Joe Frazier had arguably history’s greatest left hook, his right hand was ordinary by comparison. Conversely, not only was Tyson a genuine two-fisted puncher, he also could deliver his power from both the orthodox and southpaw stances.
While Frazier twice fell to Foreman, Foreman possessed a tremendous size advantage to go with his gargantuan punch. However, against bombers closer to his own size – like Quarry, Chuvalo and Bonavena – Frazier was able to overcome early storms, find his groove and come out the winner in each one of their five meetings. Although Tyson will carry more weight and will sport a chiseled physique, he’s not the giant that Foreman was, so one can surmise that Frazier has a decent chance of shaking off Tyson’s jet-fueled, Round 1 attack.
Tyson will be the one who will come out smokin’, and he may even register an early knockdown, because Frazier may be shocked by the speed and force of “Iron Mike’s” fists. But Frazier, fortified by his extraordinary toughness and his ferocious competitive drive, will shake off the early punishment and become what he has always been: boxing’s ultimate heart monitor.

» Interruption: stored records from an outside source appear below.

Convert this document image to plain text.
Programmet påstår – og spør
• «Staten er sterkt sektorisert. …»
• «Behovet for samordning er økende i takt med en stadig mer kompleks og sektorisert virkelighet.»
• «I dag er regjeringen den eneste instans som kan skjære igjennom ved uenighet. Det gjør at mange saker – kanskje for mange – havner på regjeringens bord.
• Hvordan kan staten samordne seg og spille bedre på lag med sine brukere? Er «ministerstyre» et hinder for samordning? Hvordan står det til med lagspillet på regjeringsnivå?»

As he acclimates to Tyson’s quick and powerful combinations, Frazier will do a better job of avoiding the fire with his bob-and-weave tactics and then, after sufficiently warming up, will begin to unload his own thunder. Round after round, Frazier will methodically work over Tyson’s ribs while mixing in a heavy dose of hooks to the jaw. Slowly but surely, the effects of Frazier’s work will sap Tyson’s gas tank – and perhaps his will to carry on – and once Frazier spots that “give” in Tyson, it will be game over.